A worm with many protrusions alongside its body. Photo.
Bristle worm Vanadis (Photo: Michael Bok)

“Through our investigations, which have included the use of synchrotron radiation in Switzerland, we have succeeded in mapping out the optical characteristics of the worm eye. After studying the spatial and temporal resolution, i.e. pixels in the field of view and frames per second, we found that the worm has high-resolution vision,” says Michael Bok, biology researcher at Lund University.

The team finding a large worm colony relatively close to shore was pure chance. Thanks to a YouTube video recorded by a diver off Ponza, the researchers travelled to Italy and were able to dive at night a depth of a few metres and suck up a quantity of worms into a large plastic wine container.

“They are very delicate animals that get injured and stressed by being caught in plankton nets. So, it was fantastic to land large numbers in perfect condition that we could work with later,” says Michael Bok.

A diver seen against the surface.

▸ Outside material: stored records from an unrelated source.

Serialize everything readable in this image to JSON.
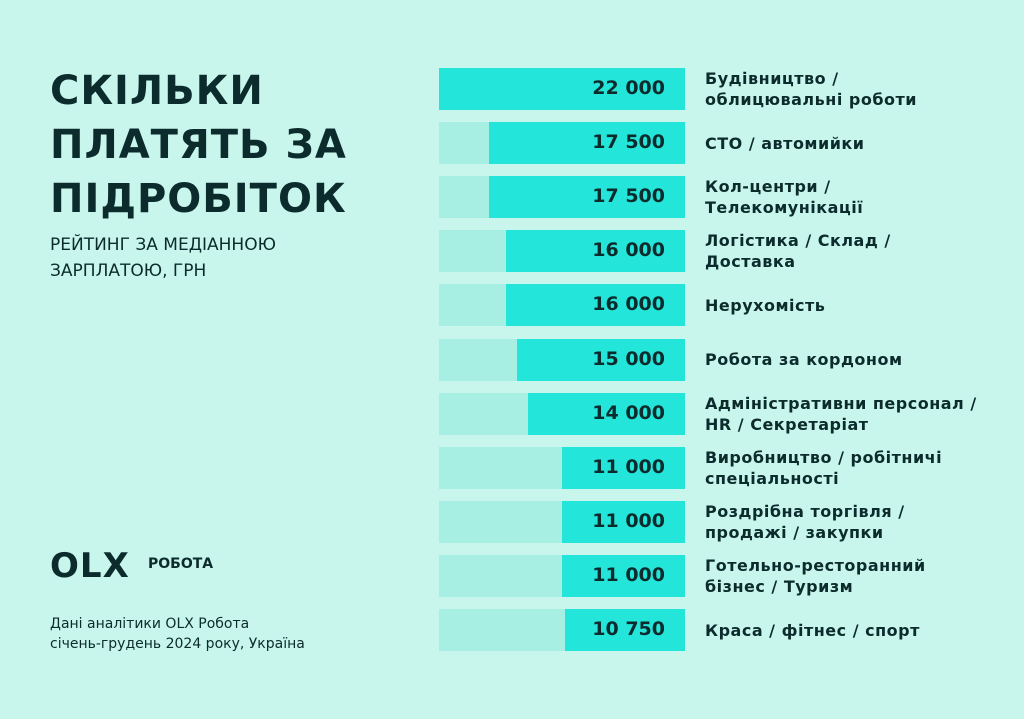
{
  "chart_data": {
    "type": "bar",
    "orientation": "horizontal",
    "title": "СКІЛЬКИ ПЛАТЯТЬ ЗА ПІДРОБІТОК",
    "subtitle": "РЕЙТИНГ ЗА МЕДІАННОЮ ЗАРПЛАТОЮ, ГРН",
    "logo": "OLX",
    "logo_text": "РОБОТА",
    "source": "Дані аналітики OLX Робота\nсічень-грудень 2024 року, Україна",
    "categories": [
      "Будівництво /\nоблицювальні роботи",
      "СТО / автомийки",
      "Кол-центри /\nТелекомунікації",
      "Логістика / Склад /\nДоставка",
      "Нерухомість",
      "Робота за кордоном",
      "Адміністративни персонал /\nHR / Секретаріат",
      "Виробництво / робітничі\nспеціальності",
      "Роздрібна торгівля /\nпродажі / закупки",
      "Готельно-ресторанний\nбізнес / Туризм",
      "Краса / фітнес / спорт"
    ],
    "values": [
      22000,
      17500,
      17500,
      16000,
      16000,
      15000,
      14000,
      11000,
      11000,
      11000,
      10750
    ],
    "value_labels": [
      "22 000",
      "17 500",
      "17 500",
      "16 000",
      "16 000",
      "15 000",
      "14 000",
      "11 000",
      "11 000",
      "11 000",
      "10 750"
    ],
    "color": "#24e5da",
    "xlim": [
      0,
      22000
    ]
  }
}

A blurry photo.
How the bristle worm sees the world (Image: Michael Bok/Megan Porter)

Despite this scientific breakthrough on bristle worms' sharp vision, a number of mysteries around the marine worms’ eyes remain. The researchers still don’t know why these primitive creatures have developed clear vision, or what they use it for.

“It may be for discovering prey, finding each other or visually communicating with each other at night using bioluminescence, i.e. glowing in the dark through a natural chemical process. We hope to be able to answer that question after more visits to Ponza,” says Michael Bok.

As well as Lund University, the University of Copenhagen and the University of Tuscia worked on the study.

The article “High-resolution vision in pelagic polychaetes” is published in Current Biology.